From the Hardcover edition.
Tales from Margaritaville (stories) and Where Is Joe Merchant? (a mystery) secured songwriter Jimmy Buffett's niche reputation as an affable, poetic beach bum. A Pirate Looks at Fifty, a travel-diary-cum-autobiography, features Buffett behind the wheel of his Grumman Albatross seaplane, safely piloting family and friends through a three-week trip around South and Central America and the Caribbean. He blends gentle scenic narration with rambling, unplugged life stories meant to convey that he's made peace with the whole aging process. For Buffett, turning 50 "can be a ball of snakes that conjures up immediate thoughts of mortality and accountability. (`What have I done with my life?') Or, it can be a great excuse to reward yourself for just getting there. (`He who dies with the most toys wins.') I instinctively chose door number two."

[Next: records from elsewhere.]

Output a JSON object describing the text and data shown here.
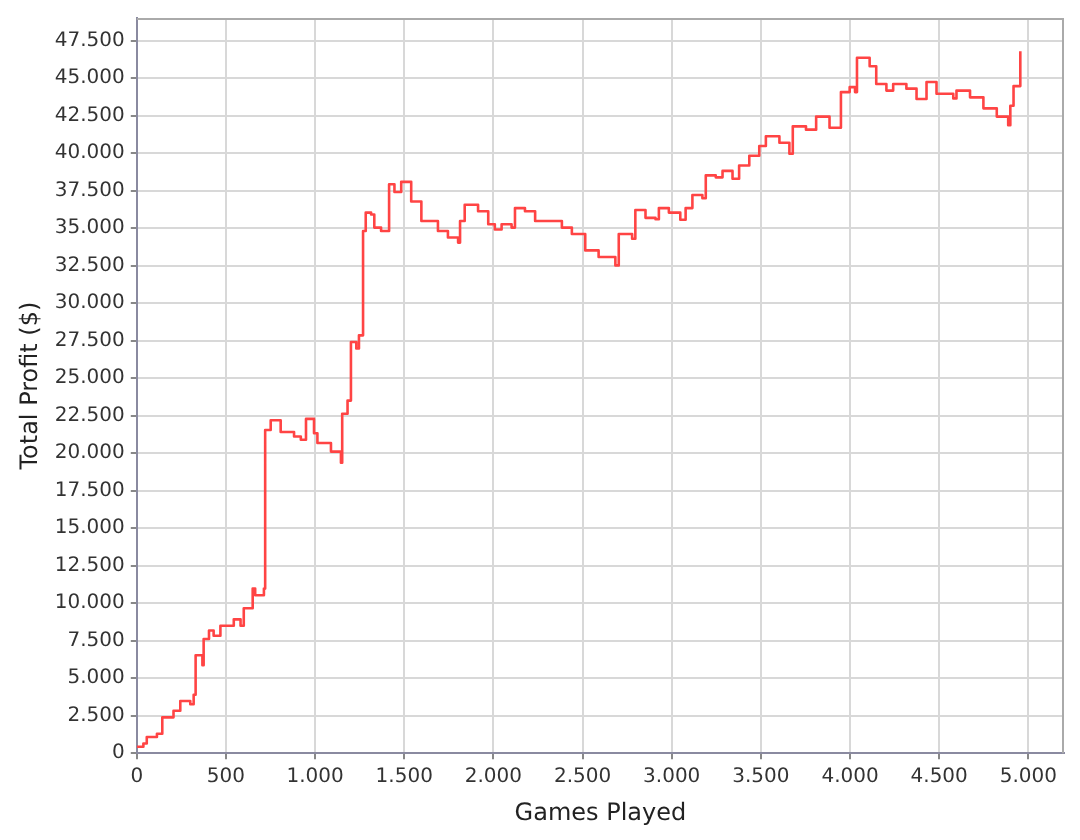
{
  "chart_data": {
    "type": "step",
    "xlabel": "Games Played",
    "ylabel": "Total Profit ($)",
    "xlim": [
      0,
      5200
    ],
    "ylim": [
      0,
      49000
    ],
    "xticks": [
      0,
      500,
      {
        "value": 1000,
        "label": "1.000"
      },
      {
        "value": 1500,
        "label": "1.500"
      },
      {
        "value": 2000,
        "label": "2.000"
      },
      {
        "value": 2500,
        "label": "2.500"
      },
      {
        "value": 3000,
        "label": "3.000"
      },
      {
        "value": 3500,
        "label": "3.500"
      },
      {
        "value": 4000,
        "label": "4.000"
      },
      {
        "value": 4500,
        "label": "4.500"
      },
      {
        "value": 5000,
        "label": "5.000"
      }
    ],
    "yticks": [
      0,
      {
        "value": 2500,
        "label": "2.500"
      },
      {
        "value": 5000,
        "label": "5.000"
      },
      {
        "value": 7500,
        "label": "7.500"
      },
      {
        "value": 10000,
        "label": "10.000"
      },
      {
        "value": 12500,
        "label": "12.500"
      },
      {
        "value": 15000,
        "label": "15.000"
      },
      {
        "value": 17500,
        "label": "17.500"
      },
      {
        "value": 20000,
        "label": "20.000"
      },
      {
        "value": 22500,
        "label": "22.500"
      },
      {
        "value": 25000,
        "label": "25.000"
      },
      {
        "value": 27500,
        "label": "27.500"
      },
      {
        "value": 30000,
        "label": "30.000"
      },
      {
        "value": 32500,
        "label": "32.500"
      },
      {
        "value": 35000,
        "label": "35.000"
      },
      {
        "value": 37500,
        "label": "37.500"
      },
      {
        "value": 40000,
        "label": "40.000"
      },
      {
        "value": 42500,
        "label": "42.500"
      },
      {
        "value": 45000,
        "label": "45.000"
      },
      {
        "value": 47500,
        "label": "47.500"
      }
    ],
    "grid": true,
    "legend": false,
    "marker": "none",
    "line_style": "solid",
    "series": [
      {
        "color": "#ff4444",
        "x": [
          0,
          37,
          56,
          113,
          143,
          206,
          244,
          300,
          319,
          330,
          368,
          375,
          405,
          431,
          469,
          544,
          582,
          600,
          650,
          664,
          713,
          720,
          751,
          807,
          882,
          920,
          949,
          994,
          1013,
          1089,
          1145,
          1152,
          1182,
          1201,
          1231,
          1246,
          1269,
          1284,
          1314,
          1332,
          1370,
          1408,
          1415,
          1445,
          1483,
          1539,
          1596,
          1652,
          1689,
          1745,
          1802,
          1813,
          1839,
          1914,
          1971,
          2008,
          2046,
          2102,
          2121,
          2177,
          2234,
          2327,
          2384,
          2440,
          2515,
          2590,
          2684,
          2703,
          2778,
          2796,
          2853,
          2909,
          2928,
          2984,
          3048,
          3078,
          3116,
          3172,
          3191,
          3247,
          3285,
          3341,
          3378,
          3435,
          3491,
          3528,
          3604,
          3660,
          3679,
          3753,
          3810,
          3885,
          3934,
          3949,
          3998,
          4028,
          4039,
          4110,
          4147,
          4204,
          4242,
          4316,
          4373,
          4422,
          4429,
          4485,
          4579,
          4597,
          4673,
          4748,
          4823,
          4887,
          4899,
          4917,
          4947,
          4955
        ],
        "values": [
          430,
          650,
          1080,
          1300,
          2390,
          2830,
          3480,
          3260,
          3900,
          6530,
          5870,
          7610,
          8180,
          7830,
          8490,
          8920,
          8490,
          9660,
          10970,
          10530,
          10970,
          21540,
          22190,
          21410,
          21110,
          20890,
          22280,
          21320,
          20670,
          20100,
          19360,
          22620,
          23500,
          27410,
          26980,
          27850,
          34800,
          36030,
          35900,
          35030,
          34800,
          34800,
          37920,
          37400,
          38080,
          36770,
          35470,
          35470,
          34800,
          34370,
          34030,
          35470,
          36550,
          36120,
          35250,
          34900,
          35250,
          35030,
          36330,
          36120,
          35470,
          35470,
          35030,
          34600,
          33510,
          33070,
          32510,
          34600,
          34290,
          36200,
          35680,
          35590,
          36330,
          36030,
          35550,
          36330,
          37200,
          36990,
          38510,
          38380,
          38810,
          38290,
          39170,
          39820,
          40470,
          41120,
          40690,
          39950,
          41780,
          41560,
          42430,
          41690,
          41690,
          44060,
          44390,
          44060,
          46350,
          45780,
          44600,
          44160,
          44600,
          44290,
          43600,
          43600,
          44730,
          43950,
          43640,
          44160,
          43710,
          42980,
          42430,
          41860,
          43150,
          44460,
          44460,
          46780
        ]
      }
    ]
  }
}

On this tack, Buffett plans an opulent, laid-back trip for his brood and goes into so many details about his favorite possessions (three pages on knapsacks!) that the cheerful vagabond in flip-flops is nearly eclipsed by the rich, domesticated businessman/dad he's become. In addition, stinging losses and limitations--his dad's Alzheimer's disease, his own terrifying solo plane crash in 1996--creep into his cozy yarns. Yet Buffett's infectious, grinning attitude towards life eventually finds resurrection in extended riffs on fly-fishing, solo piloting over water, and surfing. In such passages, he earns his claim to a "saline psyche," a legacy inherited from his grandfather, skipper of a five-masted barkentine that ferried lumber from New Orleans to the Caribbean. Sailing and soaring over Atlantic, Caribbean, and Pacific seas, Buffett looks at 50 and sees a very good life.